Prospect Watch: Leomana Martinez

By Ben Duffy Jan 31, 2019


For someone who doesn’t seem to be in a hurry, Leomana Martinez has accomplished quite a bit in a brief time. The 22-year old Fury Fighting Championship bantamweight champion sports identical 5-1 records as an amateur and a professional, primarily in Fury and Legacy Fighting Alliance, with all 10 victories coming via stoppage -- eight in the first round.

Watching the rangy bantamweight uncoil his arsenal of long kicks and sharp, straight punching combinations, it’s easy to guess he comes from a traditional martial arts background. Sure enough, like Lyoto Machida and Stephen Thompson before him, Martinez grew up in a karate school: Bushi-Ban Martial Arts is his parents’ dojo, where the younger Martinez once learned and now teaches alongside his father.

“It’s a typical karate environment [with] forms and katas,” Martinez told Sherdog.com. “But of course, since I have an MMA background and have stepped into MMA, we do sparring and grappling with the kids as well, not just strictly karate.”

That step into MMA came in his early teens, after having practiced karate since age four. The inspiration was understandable:

“My mom is Filipina-Hawaiian, so for me the biggest fighter, growing up, was B.J. Penn,” Martinez said. “My dad fought professionally a few times, and I wanted to follow in his steps, but B.J. was definitely a big inspiration.”

While Martinez’s karate was enough to secure him a winning record and a collection of eye-popping finishes, his two career losses had some similarities: older, stronger, more experienced fighters were able to grind the teenaged “Manaboi” to decision wins. In the wake of his lone professional defeat, Martinez decided to diversify his training. He began splitting time between Bushi-Ban and Metro Fight Club, where he claims his game has flourished under the guidance of head coach Saul Soliz, a Houston-area fixture who is best-known to the MMA public as a longtime coach at Team Punishment and a member of Tito Ortiz’s coaching staff on two seasons of “The Ultimate Fighter.”

“He’s upped my game a lot,” Martinez said. “My standup has always been there because of my karate background, but by him improving my wrestling, my standup has gotten better as well.” The results have been difficult to dispute, as Martinez has rattled off four straight knockouts on his way to capturing the Fury 135-pound belt last November.

For a fighter with a penchant for quick finishes -- none of his victories has eclipsed the seven-minute mark -- Martinez claims to be in no rush about the progression of his young career. Case in point: he claims he recently turned down an offer from one of the biggest management groups in the sport -- not because he’s holding out for a better offer, but simply because he doesn’t believe his career has progressed to the point yet where a full-blown management team is necessary.

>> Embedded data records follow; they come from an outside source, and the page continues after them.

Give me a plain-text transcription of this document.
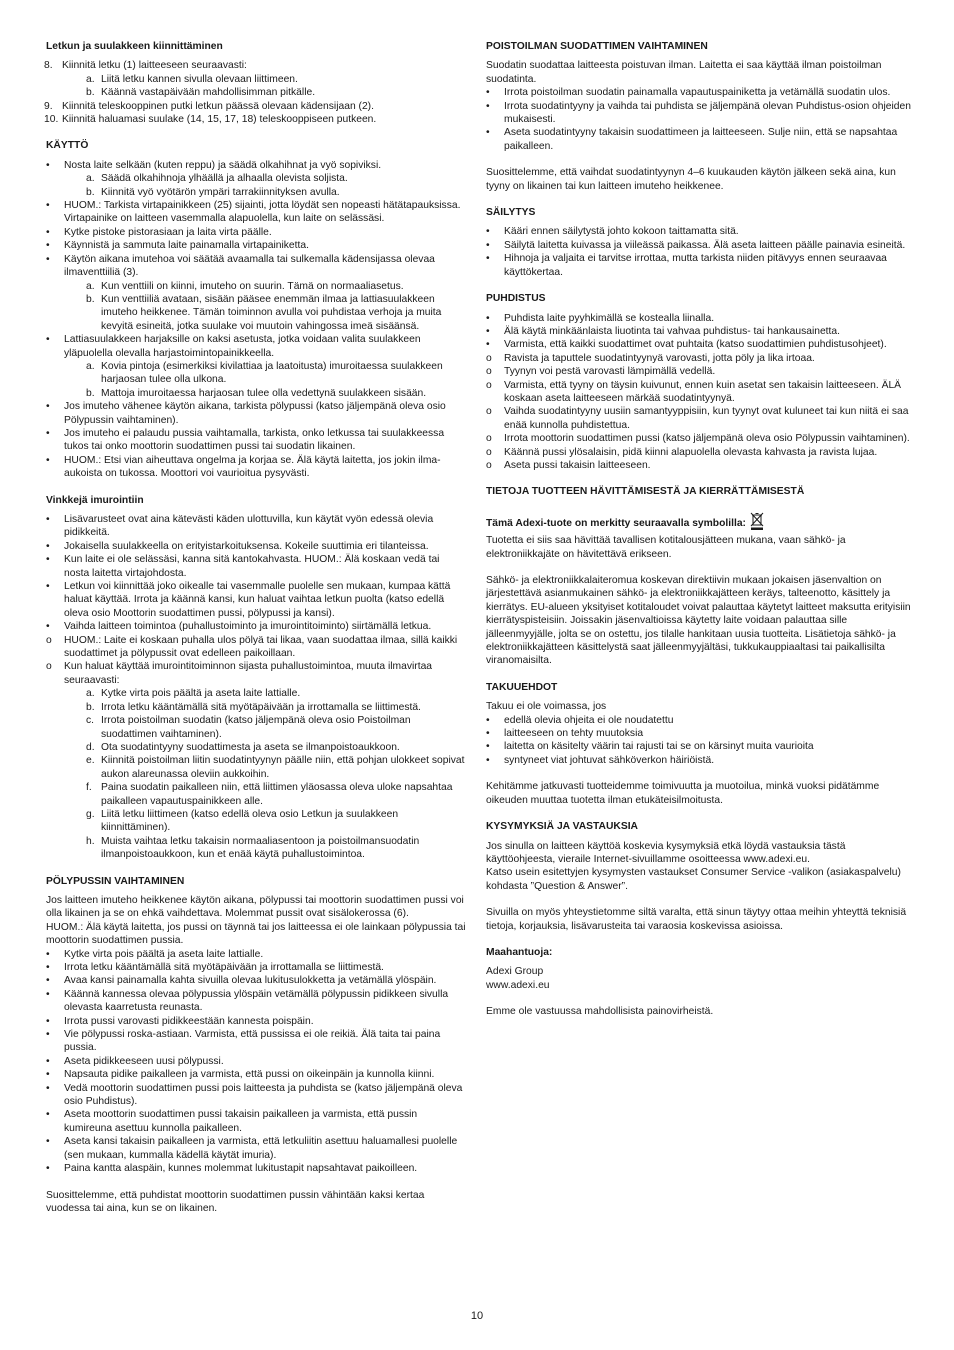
Letkun ja suulakkeen kiinnittäminen
8. Kiinnitä letku (1) laitteeseen seuraavasti:
a. Liitä letku kannen sivulla olevaan liittimeen.
b. Käännä vastapäivään mahdollisimman pitkälle.
9. Kiinnitä teleskooppinen putki letkun päässä olevaan kädensijaan (2).
10. Kiinnitä haluamasi suulake (14, 15, 17, 18) teleskooppiseen putkeen.
KÄYTTÖ
•	Nosta laite selkään (kuten reppu) ja säädä olkahihnat ja vyö sopiviksi.
a. Säädä olkahihnoja ylhäällä ja alhaalla olevista soljista.
b. Kiinnitä vyö vyötärön ympäri tarrakiinnityksen avulla.
•	HUOM.: Tarkista virtapainikkeen (25) sijainti, jotta löydät sen nopeasti hätätapauksissa. Virtapainike on laitteen vasemmalla alapuolella, kun laite on selässäsi.
•	Kytke pistoke pistorasiaan ja laita virta päälle.
•	Käynnistä ja sammuta laite painamalla virtapainiketta.
•	Käytön aikana imutehoa voi säätää avaamalla tai sulkemalla kädensijassa olevaa ilmaventtiiliä (3).
a. Kun venttiili on kiinni, imuteho on suurin. Tämä on normaaliasetus.
b. Kun venttiiliä avataan, sisään pääsee enemmän ilmaa ja lattiasuulakkeen imuteho heikkenee. Tämän toiminnon avulla voi puhdistaa verhoja ja muita kevyitä esineitä, jotka suulake voi muutoin vahingossa imeä sisäänsä.
•	Lattiasuulakkeen harjaksille on kaksi asetusta, jotka voidaan valita suulakkeen yläpuolella olevalla harjastoimintopainikkeella.
a. Kovia pintoja (esimerkiksi kivilattiaa ja laatoitusta) imuroitaessa suulakkeen harjaosan tulee olla ulkona.
b. Mattoja imuroitaessa harjaosan tulee olla vedettynä suulakkeen sisään.
•	Jos imuteho vähenee käytön aikana, tarkista pölypussi (katso jäljempänä oleva osio Pölypussin vaihtaminen).
•	Jos imuteho ei palaudu pussia vaihtamalla, tarkista, onko letkussa tai suulakkeessa tukos tai onko moottorin suodattimen pussi tai suodatin likainen.
•	HUOM.: Etsi vian aiheuttava ongelma ja korjaa se. Älä käytä laitetta, jos jokin ilma-aukoista on tukossa. Moottori voi vaurioitua pysyvästi.
Vinkkejä imurointiin
•	Lisävarusteet ovat aina kätevästi käden ulottuvilla, kun käytät vyön edessä olevia pidikkeitä.
•	Jokaisella suulakkeella on erityistarkoituksensa. Kokeile suuttimia eri tilanteissa.
•	Kun laite ei ole selässäsi, kanna sitä kantokahvasta. HUOM.: Älä koskaan vedä tai nosta laitetta virtajohdosta.
•	Letkun voi kiinnittää joko oikealle tai vasemmalle puolelle sen mukaan, kumpaa kättä haluat käyttää. Irrota ja käännä kansi, kun haluat vaihtaa letkun puolta (katso edellä oleva osio Moottorin suodattimen pussi, pölypussi ja kansi).
•	Vaihda laitteen toimintoa (puhallustoiminto ja imurointitoiminto) siirtämällä letkua.
o	HUOM.: Laite ei koskaan puhalla ulos pölyä tai likaa, vaan suodattaa ilmaa, sillä kaikki suodattimet ja pölypussit ovat edelleen paikoillaan.
o	Kun haluat käyttää imurointitoiminnon sijasta puhallustoimintoa, muuta ilmavirtaa seuraavasti:
a. Kytke virta pois päältä ja aseta laite lattialle.
b. Irrota letku kääntämällä sitä myötäpäivään ja irrottamalla se liittimestä.
c. Irrota poistoilman suodatin (katso jäljempänä oleva osio Poistoilman suodattimen vaihtaminen).
d. Ota suodatintyyny suodattimesta ja aseta se ilmanpoistoaukkoon.
e. Kiinnitä poistoilman liitin suodatintyynyn päälle niin, että pohjan ulokkeet sopivat aukon alareunassa oleviin aukkoihin.
f. Paina suodatin paikalleen niin, että liittimen yläosassa oleva uloke napsahtaa paikalleen vapautuspainikkeen alle.
g. Liitä letku liittimeen (katso edellä oleva osio Letkun ja suulakkeen kiinnittäminen).
h. Muista vaihtaa letku takaisin normaaliasentoon ja poistoilmansuodatin ilmanpoistoaukkoon, kun et enää käytä puhallustoimintoa.
PÖLYPUSSIN VAIHTAMINEN

Jos laitteen imuteho heikkenee käytön aikana, pölypussi tai moottorin suodattimen pussi voi olla likainen ja se on ehkä vaihdettava. Molemmat pussit ovat sisälokerossa (6).

HUOM.: Älä käytä laitetta, jos pussi on täynnä tai jos laitteessa ei ole lainkaan pölypussia tai moottorin suodattimen pussia.

•	Kytke virta pois päältä ja aseta laite lattialle.
•	Irrota letku kääntämällä sitä myötäpäivään ja irrottamalla se liittimestä.
•	Avaa kansi painamalla kahta sivuilla olevaa lukitusulokketta ja vetämällä ylöspäin.
•	Käännä kannessa olevaa pölypussia ylöspäin vetämällä pölypussin pidikkeen sivulla olevasta kaarretusta reunasta.
•	Irrota pussi varovasti pidikkeestään kannesta poispäin.
•	Vie pölypussi roska-astiaan. Varmista, että pussissa ei ole reikiä. Älä taita tai paina pussia.
•	Aseta pidikkeeseen uusi pölypussi.
•	Napsauta pidike paikalleen ja varmista, että pussi on oikeinpäin ja kunnolla kiinni.
•	Vedä moottorin suodattimen pussi pois laitteesta ja puhdista se (katso jäljempänä oleva osio Puhdistus).
•	Aseta moottorin suodattimen pussi takaisin paikalleen ja varmista, että pussin kumireuna asettuu kunnolla paikalleen.
•	Aseta kansi takaisin paikalleen ja varmista, että letkuliitin asettuu haluamallesi puolelle (sen mukaan, kummalla kädellä käytät imuria).
•	Paina kantta alaspäin, kunnes molemmat lukitustapit napsahtavat paikoilleen.

Suosittelemme, että puhdistat moottorin suodattimen pussin vähintään kaksi kertaa vuodessa tai aina, kun se on likainen.

POISTOILMAN SUODATTIMEN VAIHTAMINEN

Suodatin suodattaa laitteesta poistuvan ilman. Laitetta ei saa käyttää ilman poistoilman suodatinta.

•	Irrota poistoilman suodatin painamalla vapautuspainiketta ja vetämällä suodatin ulos.
•	Irrota suodatintyyny ja vaihda tai puhdista se jäljempänä olevan Puhdistus-osion ohjeiden mukaisesti.
•	Aseta suodatintyyny takaisin suodattimeen ja laitteeseen. Sulje niin, että se napsahtaa paikalleen.

Suosittelemme, että vaihdat suodatintyynyn 4–6 kuukauden käytön jälkeen sekä aina, kun tyyny on likainen tai kun laitteen imuteho heikkenee.

SÄILYTYS
•	Kääri ennen säilytystä johto kokoon taittamatta sitä.
•	Säilytä laitetta kuivassa ja viileässä paikassa. Älä aseta laitteen päälle painavia esineitä.
•	Hihnoja ja valjaita ei tarvitse irrottaa, mutta tarkista niiden pitävyys ennen seuraavaa käyttökertaa.
PUHDISTUS
•	Puhdista laite pyyhkimällä se kostealla liinalla.
•	Älä käytä minkäänlaista liuotinta tai vahvaa puhdistus- tai hankausainetta.
•	Varmista, että kaikki suodattimet ovat puhtaita (katso suodattimien puhdistusohjeet).
o	Ravista ja taputtele suodatintyynyä varovasti, jotta pöly ja lika irtoaa.
o	Tyynyn voi pestä varovasti lämpimällä vedellä.
o	Varmista, että tyyny on täysin kuivunut, ennen kuin asetat sen takaisin laitteeseen. ÄLÄ koskaan aseta laitteeseen märkää suodatintyynyä.
o	Vaihda suodatintyyny uusiin samantyyppisiin, kun tyynyt ovat kuluneet tai kun niitä ei saa enää kunnolla puhdistettua.
o	Irrota moottorin suodattimen pussi (katso jäljempänä oleva osio Pölypussin vaihtaminen).
o	Käännä pussi ylösalaisin, pidä kiinni alapuolella olevasta kahvasta ja ravista lujaa.
o	Aseta pussi takaisin laitteeseen.
TIETOJA TUOTTEEN HÄVITTÄMISESTÄ JA KIERRÄTTÄMISESTÄ
Tämä Adexi-tuote on merkitty seuraavalla symbolilla:

Tuotetta ei siis saa hävittää tavallisen kotitalousjätteen mukana, vaan sähkö- ja elektroniikkajäte on hävitettävä erikseen.

Sähkö- ja elektroniikkalaiteromua koskevan direktiivin mukaan jokaisen jäsenvaltion on järjestettävä asianmukainen sähkö- ja elektroniikkajätteen keräys, talteenotto, käsittely ja kierrätys. EU-alueen yksityiset kotitaloudet voivat palauttaa käytetyt laitteet maksutta erityisiin kierrätyspisteisiin. Joissakin jäsenvaltioissa käytetty laite voidaan palauttaa sille jälleenmyyjälle, jolta se on ostettu, jos tilalle hankitaan uusia tuotteita. Lisätietoja sähkö- ja elektroniikkajätteen käsittelystä saat jälleenmyyjältäsi, tukkukauppiaaltasi tai paikallisilta viranomaisilta.

TAKUUEHDOT

Takuu ei ole voimassa, jos

•	edellä olevia ohjeita ei ole noudatettu
•	laitteeseen on tehty muutoksia
•	laitetta on käsitelty väärin tai rajusti tai se on kärsinyt muita vaurioita
•	syntyneet viat johtuvat sähköverkon häiriöistä.

Kehitämme jatkuvasti tuotteidemme toimivuutta ja muotoilua, minkä vuoksi pidätämme oikeuden muuttaa tuotetta ilman etukäteisilmoitusta.

KYSYMYKSIÄ JA VASTAUKSIA

Jos sinulla on laitteen käyttöä koskevia kysymyksiä etkä löydä vastauksia tästä käyttöohjeesta, vieraile Internet-sivuillamme osoitteessa www.adexi.eu.

Katso usein esitettyjen kysymysten vastaukset Consumer Service -valikon (asiakaspalvelu) kohdasta ”Question & Answer”.

Sivuilla on myös yhteystietomme siltä varalta, että sinun täytyy ottaa meihin yhteyttä teknisiä tietoja, korjauksia, lisävarusteita tai varaosia koskevissa asioissa.

Maahantuoja:

Adexi Group

www.adexi.eu

Emme ole vastuussa mahdollisista painovirheistä.

10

“[They] messaged us through Facebook, talking about managing me,” Martinez said. “They manage Jon Jones, Jorge Masvidal, a bunch of American Top Team fighters. But I think I’m pretty young in my career right now. It was cool to have them contact me and drop all those big names, though. Just to have eyes like that looking at me was pretty cool.

“But for now I’m staying local,” Martinez continued. “I want to defend my belt a few times [and] see where things go from there. I’m 5-1 with five knockouts, so there’s not much else to say. I know the UFC is looking for people who can go in there and put people down, and I feel like I can step up and do that anytime.”

Martinez claims to be taking things one fight at a time, and the next fight for the rising Texas prospect is his first title defense, in the main event of Fury FC 31 on March 15 against an opponent to be named. Whatever that evening may bring, “Manaboi” can rest assured that more eyes are definitely following his doings.